Kamis, 10 Maret 2011

health care reform failed to cure prices

The health-care law of 2010 is, as Vice President Biden put it, a “big [expletive] deal.” It sets us on the road to universal health insurance. It is a favorite target for Republicans gunning to take over Congress. Lawmakers who supported it could lose their jobs. And it will remain a central focus after the midterms, as Democrats defend it against legal and political challenges through 2014, when it takes full effect. Easy To Insure ME


But the Democrats’ effort to sell the law to the public may be undermined by what even some ardent supporters consider its biggest shortfall. The overhaul left virtually untouched one big element of our health-care dilemma: the price problem. Simply put, Americans pay much more for each bit of care — tests, procedures, hospital stays, drugs, devices — than people in other rich nations.

Health-care providers in the United States have tremendous power to set prices. There is no government “single payer” on the other side of the table, and consolidation by hospitals and doctors has left insurers and employers in weak negotiating positions.

“We spend fewer per capita days in the hospital compared with other advanced countries, we see the doctor less frequently, and we swallow fewer pills,” said Jon Kingsdale, who oversaw the implementation of Massachusetts’s 2006 health-care law. “We just pay a lot more for each of those units than other countries.”

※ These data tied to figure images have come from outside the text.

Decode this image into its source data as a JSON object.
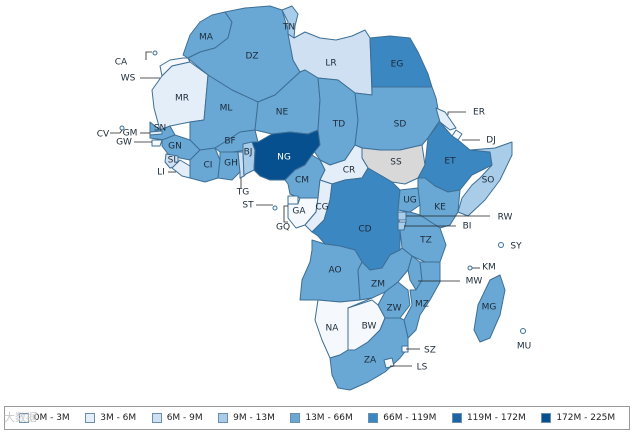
{
  "legend": {
    "bins": [
      {
        "label": "0M - 3M",
        "color": "#f5f9fd"
      },
      {
        "label": "3M - 6M",
        "color": "#e4eef8"
      },
      {
        "label": "6M - 9M",
        "color": "#cfe0f2"
      },
      {
        "label": "9M - 13M",
        "color": "#a9cce8"
      },
      {
        "label": "13M - 66M",
        "color": "#69a8d4"
      },
      {
        "label": "66M - 119M",
        "color": "#3b87c1"
      },
      {
        "label": "119M - 172M",
        "color": "#1d64a7"
      },
      {
        "label": "172M - 225M",
        "color": "#07508f"
      }
    ]
  },
  "no_data_color": "#d8d8d8",
  "watermark": "大数据",
  "countries": [
    {
      "code": "MA",
      "bin": 4
    },
    {
      "code": "DZ",
      "bin": 4
    },
    {
      "code": "TN",
      "bin": 3
    },
    {
      "code": "LR",
      "bin": 2
    },
    {
      "code": "EG",
      "bin": 5
    },
    {
      "code": "WS",
      "bin": 0
    },
    {
      "code": "MR",
      "bin": 1
    },
    {
      "code": "ML",
      "bin": 4
    },
    {
      "code": "NE",
      "bin": 4
    },
    {
      "code": "TD",
      "bin": 4
    },
    {
      "code": "SD",
      "bin": 4
    },
    {
      "code": "ER",
      "bin": 1
    },
    {
      "code": "DJ",
      "bin": 0
    },
    {
      "code": "SN",
      "bin": 4
    },
    {
      "code": "GM",
      "bin": 1
    },
    {
      "code": "GW",
      "bin": 0
    },
    {
      "code": "GN",
      "bin": 4
    },
    {
      "code": "SL",
      "bin": 2
    },
    {
      "code": "LI",
      "bin": 1
    },
    {
      "code": "CI",
      "bin": 4
    },
    {
      "code": "BF",
      "bin": 4
    },
    {
      "code": "GH",
      "bin": 4
    },
    {
      "code": "TG",
      "bin": 2
    },
    {
      "code": "BJ",
      "bin": 3
    },
    {
      "code": "NG",
      "bin": 7
    },
    {
      "code": "CM",
      "bin": 4
    },
    {
      "code": "CR",
      "bin": 1
    },
    {
      "code": "SS",
      "bin": -1
    },
    {
      "code": "ET",
      "bin": 5
    },
    {
      "code": "SO",
      "bin": 3
    },
    {
      "code": "ST",
      "bin": 0
    },
    {
      "code": "GQ",
      "bin": 0
    },
    {
      "code": "GA",
      "bin": 0
    },
    {
      "code": "CG",
      "bin": 1
    },
    {
      "code": "CD",
      "bin": 5
    },
    {
      "code": "UG",
      "bin": 4
    },
    {
      "code": "KE",
      "bin": 4
    },
    {
      "code": "RW",
      "bin": 3
    },
    {
      "code": "BI",
      "bin": 3
    },
    {
      "code": "TZ",
      "bin": 4
    },
    {
      "code": "SY",
      "bin": 0
    },
    {
      "code": "AO",
      "bin": 4
    },
    {
      "code": "ZM",
      "bin": 4
    },
    {
      "code": "MW",
      "bin": 4
    },
    {
      "code": "KM",
      "bin": 0
    },
    {
      "code": "MZ",
      "bin": 4
    },
    {
      "code": "ZW",
      "bin": 4
    },
    {
      "code": "MG",
      "bin": 4
    },
    {
      "code": "NA",
      "bin": 0
    },
    {
      "code": "BW",
      "bin": 0
    },
    {
      "code": "MU",
      "bin": 0
    },
    {
      "code": "SZ",
      "bin": 0
    },
    {
      "code": "ZA",
      "bin": 4
    },
    {
      "code": "LS",
      "bin": 0
    },
    {
      "code": "CV",
      "bin": 0
    },
    {
      "code": "CA",
      "bin": 0
    }
  ]
}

The 2010 law does little to address this. Its many cost-control provisions are geared toward reducing the amount of care we consume, not the price we pay. The law encourages doctors and hospitals to join “accountable care organizations” that have financial incentives to limit unnecessary care; it beefs up “comparative effectiveness research” to weed out inefficient treatments; and it will eventually tax the most expensive insurance plans to restrain consumers’ superfluous use of health care.

Such measures could reduce redundant tests, emergency room visits and hospital readmissions, which would help control the costs of Medicare, where the government sets rates. But they are less likely to lower prices outside Medicare and stem the growth of private insurance rates.

The main reason for this is politics. Remember how drawn-out the health-care battle was? It started in the spring of 2009 and was waged for a full year. The bill’s proponents in the White House and in Congress had some inkling of how tough the fight with the insurance companies would be. Taking on hospitals, doctors, and drug and device manufacturers as well — the people you’d face in a showdown over prices — might have been fatal.

So there was no price fight. The law will go on to face a likely post-midterm Republican onslaught — and dismantling it may be easier if Americans think it does little to restrain costs. It is one of those fine political ironies: The law derided as socialism may have had an easier time winning favor from a skeptical public if it was, well, a little more socialist.